Behavioral health conditions can be difficult to manage, in part because they encompass a broad range of diagnoses, present at different points of the care continuum, and are pervasive in both adult and pediatric populations. Nearly 11% of teens ages 12 to 17 experienced a major depressive episode in 2013, and this figure has steadily increased over time. Programs that offer behavioral health services to pediatric populations must accommodate the unique needs of these younger patients.
Source: Results from the 2013 National Survey on Drug Use and Health: Mental Health Findings,” NSDUH Series H-49, HHS Publication No. (SMA) 14-4887. Rockville, MD.
Pediatric patients generally present with a different assortment of behavioral health conditions relative to adults, with common diagnoses ranging from severe trauma, to undiagnosed autism spectrum, to mismanaged pharmacotherapy. In program design and implementation, pediaric populations require consideration of additional stakeholder groups, including parents, caregivers, and social and community representatives. There are also singular opportunities for partnership and collaboration with schools and school-based clinics to introduce reliable access points for screening and treatment.

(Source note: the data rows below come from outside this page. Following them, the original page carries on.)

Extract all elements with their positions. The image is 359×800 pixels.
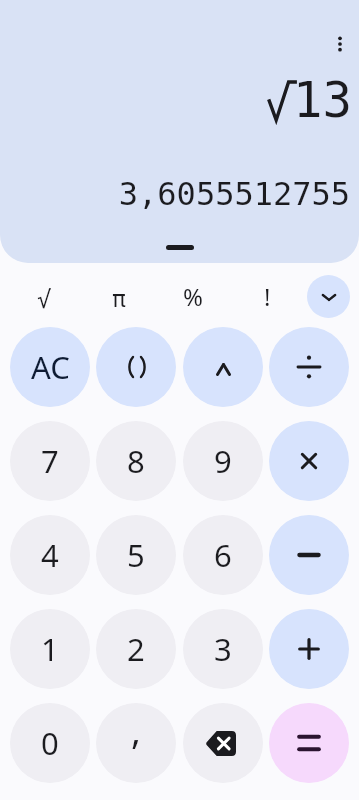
button[interactable]: √ (7, 271, 82, 328)
staticText: AC (31, 346, 70, 388)
button[interactable]: ! (230, 271, 304, 328)
button[interactable]: 2 (96, 609, 176, 689)
staticText: , (131, 704, 141, 754)
staticText: 9 (214, 440, 232, 482)
button[interactable]: Show more functions (307, 275, 350, 318)
button[interactable]: % (156, 271, 230, 328)
staticText: 5 (127, 534, 145, 576)
button[interactable]: 5 (96, 515, 176, 595)
staticText: 6 (214, 534, 232, 576)
button[interactable]: 4 (10, 515, 90, 595)
button[interactable] (269, 327, 349, 407)
button[interactable]: 7 (10, 421, 90, 501)
staticText: 1 (41, 628, 59, 670)
button[interactable]: 0 (10, 703, 90, 783)
staticText: 7 (41, 440, 59, 482)
staticText: % (183, 280, 203, 313)
button[interactable]: AC (10, 327, 90, 407)
button[interactable] (269, 609, 349, 689)
staticText: 2 (127, 628, 145, 670)
button[interactable]: , (96, 703, 176, 783)
button[interactable]: 3 (183, 609, 263, 689)
button[interactable] (269, 515, 349, 595)
button[interactable]: Drag handle (166, 245, 194, 250)
button[interactable] (269, 421, 349, 501)
button[interactable]: 6 (183, 515, 263, 595)
staticText: ! (264, 280, 271, 313)
button[interactable] (96, 327, 176, 407)
button[interactable]: 8 (96, 421, 176, 501)
staticText: √ (37, 286, 52, 314)
staticText: 4 (41, 534, 59, 576)
staticText: 3 (214, 628, 232, 670)
staticText: 3,6055512755 (118, 175, 350, 212)
button[interactable] (183, 327, 263, 407)
button[interactable]: Delete (183, 703, 263, 783)
button[interactable]: More options (322, 26, 358, 62)
staticText: 0 (41, 722, 59, 764)
button[interactable]: 1 (10, 609, 90, 689)
button[interactable]: 9 (183, 421, 263, 501)
staticText: 13 (292, 72, 352, 129)
staticText: π (112, 286, 126, 313)
button[interactable]: π (82, 271, 156, 328)
staticText: 8 (127, 440, 145, 482)
button[interactable]: Equals (269, 703, 349, 783)
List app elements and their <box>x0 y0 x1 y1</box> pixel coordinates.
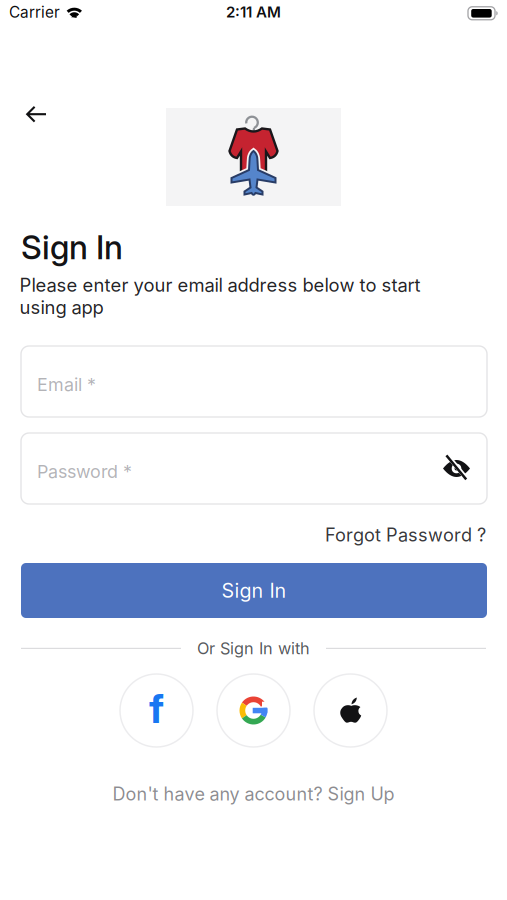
button[interactable] <box>314 674 387 747</box>
button[interactable]: Forgot Password ? <box>325 524 486 546</box>
staticText: Don't have any account? <box>112 783 328 805</box>
staticText: Or Sign In with <box>197 638 310 658</box>
staticText: Please enter your email address below to… <box>20 274 420 318</box>
button[interactable]: f <box>120 674 193 747</box>
staticText: Sign In <box>21 228 123 267</box>
button[interactable]: Password * <box>21 433 487 504</box>
button[interactable]: Email * <box>21 346 487 417</box>
staticText: f <box>149 684 164 733</box>
staticText: Email * <box>37 374 96 395</box>
staticText: Sign In <box>222 579 286 602</box>
staticText: Sign Up <box>328 783 394 805</box>
staticText: Carrier <box>9 3 60 22</box>
button[interactable]: Sign In <box>21 563 487 618</box>
button[interactable]: Sign Up <box>328 783 394 805</box>
button[interactable] <box>16 96 56 132</box>
staticText: 2:11 AM <box>226 3 281 21</box>
staticText: Forgot Password ? <box>325 524 486 546</box>
button[interactable] <box>217 674 290 747</box>
staticText: Password * <box>37 461 132 482</box>
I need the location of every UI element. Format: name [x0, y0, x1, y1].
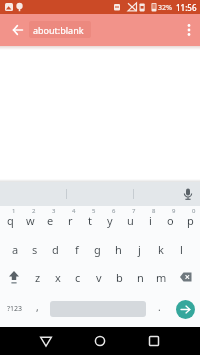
staticText: v — [96, 270, 102, 285]
staticText: z — [35, 270, 41, 285]
staticText: , — [36, 300, 39, 314]
staticText: 11:56 — [176, 2, 197, 13]
staticText: y — [107, 213, 113, 228]
button[interactable] — [172, 263, 200, 291]
staticText: s — [32, 242, 38, 257]
button[interactable]: w — [20, 206, 40, 235]
staticText: . — [158, 300, 161, 314]
button[interactable] — [48, 291, 148, 327]
button[interactable]: u — [120, 206, 140, 235]
staticText: 2 — [32, 207, 36, 215]
staticText: 6 — [112, 207, 116, 215]
staticText: h — [115, 242, 122, 257]
staticText: j — [138, 242, 141, 257]
button[interactable]: k — [150, 235, 171, 263]
button[interactable]: b — [109, 263, 130, 291]
button[interactable]: ?123 — [0, 291, 26, 327]
staticText: d — [52, 242, 59, 257]
staticText: x — [55, 270, 61, 285]
button[interactable]: g — [87, 235, 108, 263]
staticText: g — [94, 242, 101, 257]
button[interactable]: q — [0, 206, 20, 235]
button[interactable]: e — [40, 206, 60, 235]
staticText: 0 — [192, 207, 196, 215]
staticText: l — [180, 242, 183, 257]
staticText: ?123 — [7, 304, 23, 314]
staticText: q — [7, 213, 14, 228]
button[interactable]: p — [180, 206, 200, 235]
button[interactable]: m — [151, 263, 172, 291]
button[interactable]: t — [80, 206, 100, 235]
button[interactable]: . — [148, 291, 170, 327]
button[interactable]: j — [129, 235, 150, 263]
button[interactable]: y — [100, 206, 120, 235]
staticText: 5 — [92, 207, 96, 215]
staticText: u — [127, 213, 134, 228]
button[interactable] — [127, 327, 181, 355]
button[interactable] — [176, 18, 200, 42]
button[interactable]: i — [140, 206, 160, 235]
button[interactable]: , — [26, 291, 48, 327]
staticText: r — [68, 213, 73, 228]
staticText: 8 — [152, 207, 156, 215]
staticText: i — [149, 213, 152, 228]
staticText: t — [88, 213, 92, 228]
button[interactable]: h — [108, 235, 129, 263]
staticText: 1 — [12, 207, 16, 215]
button[interactable]: n — [130, 263, 151, 291]
staticText: p — [187, 213, 194, 228]
button[interactable] — [73, 327, 127, 355]
staticText: 32% — [158, 3, 172, 13]
staticText: c — [75, 270, 81, 285]
staticText: m — [156, 270, 167, 285]
staticText: f — [75, 242, 79, 257]
button[interactable] — [19, 327, 73, 355]
button[interactable]: d — [45, 235, 66, 263]
staticText: 4 — [72, 207, 76, 215]
staticText: about:blank — [33, 24, 84, 36]
staticText: 3 — [52, 207, 56, 215]
button[interactable]: x — [48, 263, 68, 291]
button[interactable]: r — [60, 206, 80, 235]
button[interactable]: a — [5, 235, 25, 263]
button[interactable] — [0, 263, 28, 291]
staticText: 7 — [132, 207, 136, 215]
staticText: w — [26, 213, 35, 228]
staticText: k — [158, 242, 164, 257]
button[interactable]: l — [171, 235, 192, 263]
button[interactable]: about:blank — [29, 21, 91, 38]
staticText: e — [47, 213, 54, 228]
button[interactable]: o — [160, 206, 180, 235]
staticText: b — [116, 270, 123, 285]
staticText: a — [12, 242, 19, 257]
button[interactable] — [4, 16, 32, 44]
button[interactable]: f — [66, 235, 87, 263]
staticText: o — [167, 213, 174, 228]
staticText: 9 — [172, 207, 176, 215]
button[interactable]: z — [28, 263, 48, 291]
button[interactable]: c — [68, 263, 88, 291]
button[interactable]: v — [88, 263, 109, 291]
button[interactable] — [180, 186, 196, 202]
button[interactable] — [170, 291, 200, 327]
staticText: n — [137, 270, 144, 285]
button[interactable]: s — [25, 235, 45, 263]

Michigan Child Care Collaborative (MC3) is a multi-stakeholder initiative providing behavioral health consultations and treatment services across the state. This program has worked to expand access to behavioral health services for pediatric patients by offering a comprehensive suite of virtual and co-located services.
MC3's multi-faceted approach to behavioral health integration
The goal of the MC3 program is to connect patients with unmet needs to appropriate behavioral health services—more than 80% of the participants had not met with a psychiatrist prior to their MC3 consultation. MC3 incorporates three pathways to boost both patient and provider access to behavioral health expertise:
Embedded behavioral health consultants
In primary care practices with the highest patient volumes, behavioral health consultants are co-located to perform independent patient visits and collaborate with the primary care providers on care planning activities. Behavioral health consultants also support screening for pediatric patient as a part of these co-located, collaborative services. For primary care practices that already have their own embedded behavioral health providers, MC3 includes these practitioners in case conferences to boost access and referral adherence.
On-demand psychiatric consultations
Primary care providers may request a consult with an on-call psychiatrist to give recommendations within 2-4 hours (M-F; 8-5). These requests typically include questions on differential diagnoses, medication management, treatment planning, and qualification for community services. The program currently offers consultation services to 514 enrolled providers (including school-based clinics) across 40 counties.
Virtual patient interactions using telepsychiatry
For those patients with repeat consults or particularly complex mental health needs, the behavioral health consultant, on-call psychiatrist, and primary care provider make a joint decision to determine if a virtual telepsychiatry visit is appropriate. The community mental health agency then contracts to provide telepsychiatry to the primary care practice under Medicaid payments. In terms of telehealth investments, the program has purchased iPads and mobile units for the behavioral health consultants and a HIPAA-compliant videoconferencing platform to administer the visits.
PCP engagement is an essential ingredient
One of the biggest challenges MC3 has encountered in terms of program design and operations has been getting physicians to proactively refer appropriate patients to both consultation and tele-psychiatry services. Primary care practice enrollment doesn’t guarantee referral volumes. Since its initial launch in 2012, MC3 administrators have developed several operational tactics to boost physician engagement:
1. Streamline workflows to make referrals intuitive and easy
Minimizing process steps and creating a user-friendly information-sharing platform increases the likelihood that a time-stressed primary care provider will be able to follow through with referrals.
2. Address any liability concerns around telehealth and psychiatric screening
In many cases, primary care providers may not be familiar with liability, privacy, and documentation standards for psychiatric and telehealth services. Educating primary care teams on state requirements and organizational standards will alleviate provider reluctance.
3. Create a single point of contact for each primary care practice
Designating a dedicated behavioral health specialist who consistently works directly with the practice care teams builds trust and familiarity with the program.
4. Involve all members of the primary care team in behavioral health conversations
Maintaining relationships with several members of the primary care team can help reignite interest and engagement if any one primary care provider falls through the cracks.
5. Keep in touch, but be concise
MC3 sends program updates and newsletter style email blasts to participating practices to inform them of new developments and available resources. This type of informal, routine interaction also enhances transparency and can support quality improvement activities.